How ground reaction forces impact your hikes, runs, and joints
By Trey Nichols
Imagine that you’ve got a pea-sized pebble in your shoe as you’re out on a walk or a hike. Not real comfortable, is it? Now imagine that you’re running or stepping off a big rock with your pack on with that same pebble in your shoe. Now it’s even more uncomfortable! Thankfully, we can easily remedy this problem by taking the pebble out of our shoe.
If you’re a runner, hiker or backpacker, you’ve maybe been in a conversation that brought up ground reaction forces (GRF). If you’re like most people who haven’t heard of GRFs and just smiled and nodded your head or changed the subject, you’ll appreciate getting the rundown on GRFs for that next conversation or that next run or hike.
So, what is a GRF? GRF is the force exerted by the ground on a body in contact with it. GRF is right in step with Newton’s third law of motion—for every action, there is an equal and opposite reaction. In layman’s terms, think of it like this: if your muscles aren’t strong enough to counter the GRF and carry you to that next step, something is going to give. GRF can be up to 2 to 7 times your body weight! In the most extreme sense, your leg may buckle like you just jumped off a high fence.
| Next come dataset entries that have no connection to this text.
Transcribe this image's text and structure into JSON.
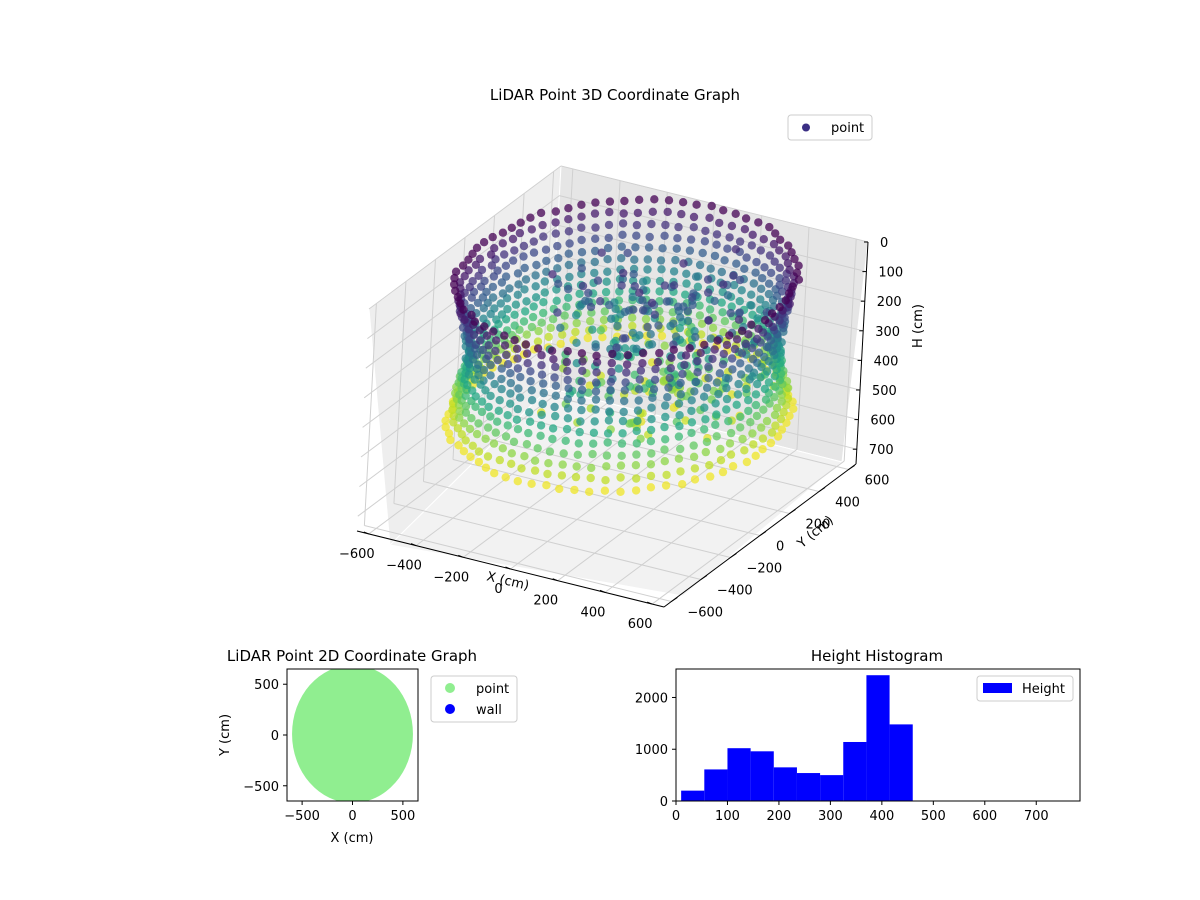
{
  "chart_data": [
    {
      "type": "scatter",
      "projection": "3d",
      "title": "LiDAR Point 3D Coordinate Graph",
      "xlabel": "X (cm)",
      "ylabel": "Y (cm)",
      "zlabel": "H (cm)",
      "xlim": [
        -650,
        650
      ],
      "ylim": [
        -650,
        650
      ],
      "zlim": [
        750,
        0
      ],
      "z_inverted": true,
      "xticks": [
        -600,
        -400,
        -200,
        0,
        200,
        400,
        600
      ],
      "yticks": [
        -600,
        -400,
        -200,
        0,
        200,
        400,
        600
      ],
      "zticks": [
        0,
        100,
        200,
        300,
        400,
        500,
        600,
        700
      ],
      "colormap": "viridis",
      "grid": true,
      "legend": {
        "position": "upper right",
        "entries": [
          "point"
        ]
      },
      "series": [
        {
          "name": "point",
          "color": "#3b2f84",
          "shape": "ring",
          "radius_range": [
            500,
            650
          ],
          "height_range": [
            0,
            460
          ]
        }
      ]
    },
    {
      "type": "scatter",
      "title": "LiDAR Point 2D Coordinate Graph",
      "xlabel": "X (cm)",
      "ylabel": "Y (cm)",
      "xlim": [
        -650,
        650
      ],
      "ylim": [
        -650,
        650
      ],
      "xticks": [
        -500,
        0,
        500
      ],
      "yticks": [
        -500,
        0,
        500
      ],
      "legend": {
        "position": "outside right",
        "entries": [
          "point",
          "wall"
        ]
      },
      "series": [
        {
          "name": "point",
          "color": "#90ee90",
          "region": "disk",
          "radius": 600
        },
        {
          "name": "wall",
          "color": "#0000ff",
          "values": []
        }
      ]
    },
    {
      "type": "bar",
      "subtype": "histogram",
      "title": "Height Histogram",
      "xlabel": "",
      "ylabel": "",
      "xlim": [
        0,
        785
      ],
      "ylim": [
        0,
        2550
      ],
      "xticks": [
        0,
        100,
        200,
        300,
        400,
        500,
        600,
        700
      ],
      "yticks": [
        0,
        1000,
        2000
      ],
      "legend": {
        "position": "upper right",
        "entries": [
          "Height"
        ]
      },
      "series": [
        {
          "name": "Height",
          "color": "#0000ff",
          "bins": [
            {
              "x0": 10,
              "x1": 55,
              "value": 200
            },
            {
              "x0": 55,
              "x1": 100,
              "value": 610
            },
            {
              "x0": 100,
              "x1": 145,
              "value": 1020
            },
            {
              "x0": 145,
              "x1": 190,
              "value": 960
            },
            {
              "x0": 190,
              "x1": 235,
              "value": 650
            },
            {
              "x0": 235,
              "x1": 280,
              "value": 540
            },
            {
              "x0": 280,
              "x1": 325,
              "value": 500
            },
            {
              "x0": 325,
              "x1": 370,
              "value": 1140
            },
            {
              "x0": 370,
              "x1": 415,
              "value": 2430
            },
            {
              "x0": 415,
              "x1": 460,
              "value": 1480
            }
          ]
        }
      ]
    }
  ]
}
In the more common case, your knee, foot, ankle or hip may get a little extra stress placed on them that could lead to pain or an injury or decreased performance if left unaddressed.

Just like you can take the pebble out of your shoe, there’s plenty that you can do to counter the GRF on your next run or hike. First things first, you want to make sure that you have the adequate strength to support the activity. There’s a really simple way to test it. Watch your knee as you’re running or stepping up or down on a trail. Does your knee move inward toward your other knee? Or does it stay in line over your second and third toe? If your knee is moving inward, that is often a sign that you are putting more load on it than it can efficiently handle.
Before you try to buy Forrest Gump’s leg braces, let’s look into how you remedy GRF when you’re running, hiking or backpacking. First, get stronger. A great place to start is with functional movements like squats, lunges, and hip hinges. While you’re not going to squat seven times your body weight, the stronger you are with these movements, the better support your body is going to have while you’re doing those outdoor activities. Runners—in addition to strength training, you’ll want to pay attention to plyometric movements. Some of our favorite plyometric exercises are box jumps, jump rope, jumping lunges, and lateral step-ups (for speed).
The better you understand and combat GRFs, the better you will enjoy all of your summer adventures and activities after a couple of months, as well as in the years to follow! The stronger you are today, the more you’re going to enjoy tomorrow.
Trey Nichols is a physical therapist at NW Movement Co., where he helps runners, hikers, and backpackers with customized approaches to address pain issues and maximize their activities. This summer, Nichols will be taking his boys for the first time to the Alpine Lakes Wilderness Area, where he and his wife used to guide Peak 7 backpacking trips.